Reading the message, she thought Russia was trying to get their asses in trouble. If they thought they could get Mexico to fight a war against the U.S., they had another think coming. She closed down her laptop, stuffed it into her bag, and left the office.
She knocked on the director’s door. Getting the go-ahead, she entered, trying to be more confident. She should be.
“I have the decoded message for you, sir.”
The two generals gawked, then their eyes narrowed quickly. They didn’t believe she’d done it. She got that reaction all the time. Nothing new. Ever since the childhood accident that nearly killed her, she’d been a wiz at math and puzzling solutions. She wished she had the same ability with her social and love lives, which were both in the toilet.
The director grabbed his cup of coffee and sat back in his chair. She came up to his desk and handed him the paper. When she scooted to the side, her elbow hit the picture frame on the corner of his desk. She quickly knelt to pick it up, apologizing profusely. She put her hand on the desk to help get her back to her feet and her hand knocked over a bronze flag statue, which in turn set a rubber band ball rolling across his desk.
She leaned over the desk to grab the ball and her fingers brushed over pens in a black mesh cup, sending them sprawling. Still apologizing, she scooped the pens back into their holder. The rubber band ball had rolled to the floor, so she wasn’t worried about that. Then she straightened up and her elbow bumped the same picture frame to the floor.
She sighed and the two generals gawked at her again. This time for a different reason. So much for coming across as a professional agent. That was the story of her life. Whenever she was on a roll, doing great at something, she’d ultimately end up with egg on her face.
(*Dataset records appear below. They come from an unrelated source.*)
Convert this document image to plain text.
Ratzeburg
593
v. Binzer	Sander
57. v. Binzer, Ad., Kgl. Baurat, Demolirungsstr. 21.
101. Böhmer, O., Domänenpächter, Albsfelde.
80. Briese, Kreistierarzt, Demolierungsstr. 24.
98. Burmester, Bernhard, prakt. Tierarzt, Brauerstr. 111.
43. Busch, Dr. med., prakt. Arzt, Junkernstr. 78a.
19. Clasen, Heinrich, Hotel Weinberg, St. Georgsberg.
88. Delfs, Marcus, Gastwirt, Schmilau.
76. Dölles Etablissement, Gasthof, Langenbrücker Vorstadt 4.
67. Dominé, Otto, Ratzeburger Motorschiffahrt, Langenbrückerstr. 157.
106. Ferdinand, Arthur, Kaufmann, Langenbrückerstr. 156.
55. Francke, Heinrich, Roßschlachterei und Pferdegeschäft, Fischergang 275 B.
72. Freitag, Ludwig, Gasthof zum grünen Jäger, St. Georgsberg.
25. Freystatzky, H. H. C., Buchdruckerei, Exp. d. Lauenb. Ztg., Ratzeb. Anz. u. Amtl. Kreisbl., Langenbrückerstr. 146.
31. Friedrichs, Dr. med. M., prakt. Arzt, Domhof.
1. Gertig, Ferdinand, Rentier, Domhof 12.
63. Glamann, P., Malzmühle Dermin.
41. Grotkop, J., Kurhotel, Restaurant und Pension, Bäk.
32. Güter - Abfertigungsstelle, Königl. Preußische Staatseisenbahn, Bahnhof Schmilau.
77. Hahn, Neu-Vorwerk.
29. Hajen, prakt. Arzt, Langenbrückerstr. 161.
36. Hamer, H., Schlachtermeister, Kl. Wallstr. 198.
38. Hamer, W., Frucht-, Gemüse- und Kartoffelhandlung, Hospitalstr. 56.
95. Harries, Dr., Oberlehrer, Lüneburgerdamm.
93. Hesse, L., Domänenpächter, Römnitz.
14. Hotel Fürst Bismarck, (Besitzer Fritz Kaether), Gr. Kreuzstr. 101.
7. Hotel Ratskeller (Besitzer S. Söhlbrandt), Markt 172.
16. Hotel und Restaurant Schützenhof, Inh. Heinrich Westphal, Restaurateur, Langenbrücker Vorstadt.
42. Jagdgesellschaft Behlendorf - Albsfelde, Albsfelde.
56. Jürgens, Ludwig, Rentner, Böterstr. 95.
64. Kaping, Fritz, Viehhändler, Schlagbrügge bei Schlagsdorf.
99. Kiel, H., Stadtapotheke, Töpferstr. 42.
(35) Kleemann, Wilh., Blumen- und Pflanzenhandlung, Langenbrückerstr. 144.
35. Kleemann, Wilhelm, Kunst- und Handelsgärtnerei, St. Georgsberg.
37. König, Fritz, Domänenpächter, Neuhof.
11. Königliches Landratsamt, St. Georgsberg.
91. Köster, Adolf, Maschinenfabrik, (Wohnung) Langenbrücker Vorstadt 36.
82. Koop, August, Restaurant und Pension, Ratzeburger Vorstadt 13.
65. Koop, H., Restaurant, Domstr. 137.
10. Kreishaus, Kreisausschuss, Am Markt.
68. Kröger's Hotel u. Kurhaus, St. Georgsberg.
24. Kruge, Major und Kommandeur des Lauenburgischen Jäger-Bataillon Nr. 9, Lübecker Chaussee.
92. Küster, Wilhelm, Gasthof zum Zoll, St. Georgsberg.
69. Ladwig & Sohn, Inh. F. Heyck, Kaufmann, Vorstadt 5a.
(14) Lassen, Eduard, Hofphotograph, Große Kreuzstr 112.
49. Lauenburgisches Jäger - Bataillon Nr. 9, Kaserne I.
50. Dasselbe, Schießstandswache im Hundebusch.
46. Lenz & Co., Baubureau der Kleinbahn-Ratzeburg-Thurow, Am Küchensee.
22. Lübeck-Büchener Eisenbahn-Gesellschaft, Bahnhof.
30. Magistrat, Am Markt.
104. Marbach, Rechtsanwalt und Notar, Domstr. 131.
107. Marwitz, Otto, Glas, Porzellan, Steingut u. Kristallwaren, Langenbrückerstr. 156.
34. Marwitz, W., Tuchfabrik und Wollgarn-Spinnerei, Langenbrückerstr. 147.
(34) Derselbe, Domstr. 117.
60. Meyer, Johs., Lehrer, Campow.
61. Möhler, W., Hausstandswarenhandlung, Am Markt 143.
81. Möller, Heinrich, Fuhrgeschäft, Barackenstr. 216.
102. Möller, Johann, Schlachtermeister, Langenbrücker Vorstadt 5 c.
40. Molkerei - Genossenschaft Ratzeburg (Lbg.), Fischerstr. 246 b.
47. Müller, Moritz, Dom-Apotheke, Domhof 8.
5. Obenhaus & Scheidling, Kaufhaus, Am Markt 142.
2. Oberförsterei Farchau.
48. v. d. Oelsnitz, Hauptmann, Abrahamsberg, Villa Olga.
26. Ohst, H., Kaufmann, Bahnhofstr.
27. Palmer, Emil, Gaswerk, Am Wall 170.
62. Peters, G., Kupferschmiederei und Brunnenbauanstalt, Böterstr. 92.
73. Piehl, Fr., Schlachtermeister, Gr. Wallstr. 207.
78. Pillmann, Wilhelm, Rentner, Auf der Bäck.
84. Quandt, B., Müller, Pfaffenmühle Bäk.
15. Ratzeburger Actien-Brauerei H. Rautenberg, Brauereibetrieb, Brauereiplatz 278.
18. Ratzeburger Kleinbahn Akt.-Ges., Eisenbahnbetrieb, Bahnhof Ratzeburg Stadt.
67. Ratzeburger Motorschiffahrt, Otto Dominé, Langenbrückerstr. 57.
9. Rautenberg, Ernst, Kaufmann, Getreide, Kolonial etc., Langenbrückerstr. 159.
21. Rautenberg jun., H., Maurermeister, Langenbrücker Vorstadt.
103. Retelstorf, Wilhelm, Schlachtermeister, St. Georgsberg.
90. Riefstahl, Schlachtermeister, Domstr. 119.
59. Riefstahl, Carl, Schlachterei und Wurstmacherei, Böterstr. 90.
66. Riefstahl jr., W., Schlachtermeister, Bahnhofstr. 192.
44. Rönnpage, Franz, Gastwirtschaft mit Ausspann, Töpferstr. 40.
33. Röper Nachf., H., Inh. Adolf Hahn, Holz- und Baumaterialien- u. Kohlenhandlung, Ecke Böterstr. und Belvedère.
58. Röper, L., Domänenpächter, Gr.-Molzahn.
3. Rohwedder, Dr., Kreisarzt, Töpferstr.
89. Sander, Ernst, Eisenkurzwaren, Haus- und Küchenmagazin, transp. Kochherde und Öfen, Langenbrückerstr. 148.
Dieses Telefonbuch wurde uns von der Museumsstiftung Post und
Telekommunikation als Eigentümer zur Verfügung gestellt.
The director leaned forward and put his coffee on the desk. “As I said, gentlemen, she’s the best there is for decoding.”
She looked at the military men. “Would you like me to explain the patterns or would you rather I just talk to your guys?”
“Just talk to our guys” was all they managed to say. Typical. Most people didn’t understand the algorithms anyway. She took the business card one of the generals proffered and walked out of the room.
The card had the symbol of the CIA stamped on it. Looked important, unlike hers. Wait, scratch that, she didn’t even have business cards. She figured someone had forgotten to order any or just deemed her unworthy of the distinction of having her name on something.
But despite all that, she was the first to know things no one else did or would ever know. The airplane crash over the Ukraine—it wasn’t caused by local dissidents as the news had reported. Nope. The world knew North Korea was working on nuclear capabilities, but had no idea about the biological chemicals the country was stocking by the ton.
And some things, she was sure the world was never meant to know. One was what really happened in the infamous Area 51 and the other about a nonhuman species blending in and living among us. What would the world be like, she wondered, if the public knew of this species? It’d probably go to hell in a handbasket quickly.